The contract represents a tiny subset of the communication that happens when a project starts up. By the time the contract's signed, we've agreed a vision, run a stories workshop, prioritised the backlog, drawn up risk factors, discussed likely velocity, and drafted an approximate release schedule. Collaboration is more important than contract, but - particularly for senior stakeholders - contract is still important, so here's what's in ours:
- An agreed day rate, with invoicing at the end of each sprint.
- A clause allowing the client to terminate the project at the end of any sprint.
- We have (in special situations) opted to include a clause which allows the client to terminate the project at any point in the first month and owe nothing. If this happens, they don't receive any IP rights.
- Guaranteed availability of a specified number of developers up to a specified date. Beyond that date, availability isn't guaranteed, since we need some advance notice to organise our schedule.
- A named development lead who is permanently assigned to the project, and a pool of named developers who can rotate into the remaining slots.
- A list of demo dates and times. Yes, these are written into the contract. We also provide a status report and risks update on these dates.
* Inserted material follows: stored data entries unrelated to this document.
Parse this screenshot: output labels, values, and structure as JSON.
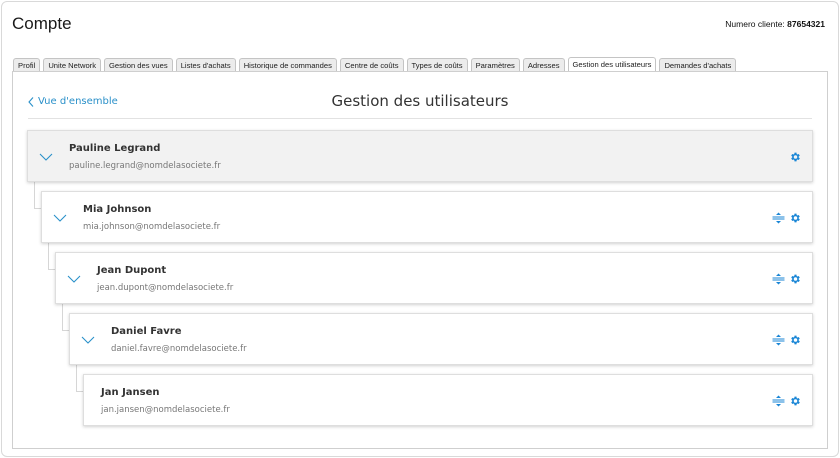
{
  "header": {
    "title": "Compte",
    "client_label": "Numero cliente:",
    "client_number": "87654321"
  },
  "tabs": [
    {
      "label": "Profil"
    },
    {
      "label": "Unite Network"
    },
    {
      "label": "Gestion des vues"
    },
    {
      "label": "Listes d'achats"
    },
    {
      "label": "Historique de commandes"
    },
    {
      "label": "Centre de coûts"
    },
    {
      "label": "Types de coûts"
    },
    {
      "label": "Paramètres"
    },
    {
      "label": "Adresses"
    },
    {
      "label": "Gestion des utilisateurs",
      "active": true
    },
    {
      "label": "Demandes d'achats"
    }
  ],
  "main": {
    "back_label": "Vue d'ensemble",
    "title": "Gestion des utilisateurs"
  },
  "users": [
    {
      "name": "Pauline Legrand",
      "email": "pauline.legrand@nomdelasociete.fr",
      "level": 0
    },
    {
      "name": "Mia Johnson",
      "email": "mia.johnson@nomdelasociete.fr",
      "level": 1
    },
    {
      "name": "Jean Dupont",
      "email": "jean.dupont@nomdelasociete.fr",
      "level": 2
    },
    {
      "name": "Daniel Favre",
      "email": "daniel.favre@nomdelasociete.fr",
      "level": 3
    },
    {
      "name": "Jan Jansen",
      "email": "jan.jansen@nomdelasociete.fr",
      "level": 4
    }
  ],
  "colors": {
    "accent": "#2a90c9",
    "icon": "#1a86d6",
    "root_card_bg": "#f2f2f2"
  },
  "icons": {
    "back": "chevron-left-icon",
    "expand": "chevron-down-icon",
    "settings": "gear-icon",
    "reorder": "move-vertical-icon"
  }
}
- A list of the responsibilities of the Product Owner, and the likely consequences of Product Owner failings. These aren't strictly contractual - there's no penalty clause - but we like the gravitas. This, combined with our Product Owner training, tends to give us very effective Product Owners.
- A section handling IP rights, including appropriate handling of open source.
- Some standard sections covering confidentiality, non-solicitation, force majeure, and so on.
I was deliberately provocative in our presentation, and later Pascal van Cauwenberghe took up the challenge. He creates contracts with about two pages (10%) of 'scope'. In his words, "The scope essentially describes what each of the stakeholders will be able to achieve when the application is done", down to a resolution like "The order manager can followup all transactions and correct any mistakes". This feels dangerous, albeit possibly necessary, to me: on one project, we've actually scrapped a large area of functionality in order to enhance the others, which by then were delivering much more business value.
Pascal also writes technical and functional constraints into the contract. To me, this seems useful (it certainly adds gravitas!), but not strictly necessary - the first story that doesn't meet these requirements "should" fail done-done testing, immediately bringing it to the team's attention.
I think there are plenty of approaches to this and no 'right' solution, but I'd love to hear other people's experiences. Do you put scope in the contract? Does it work?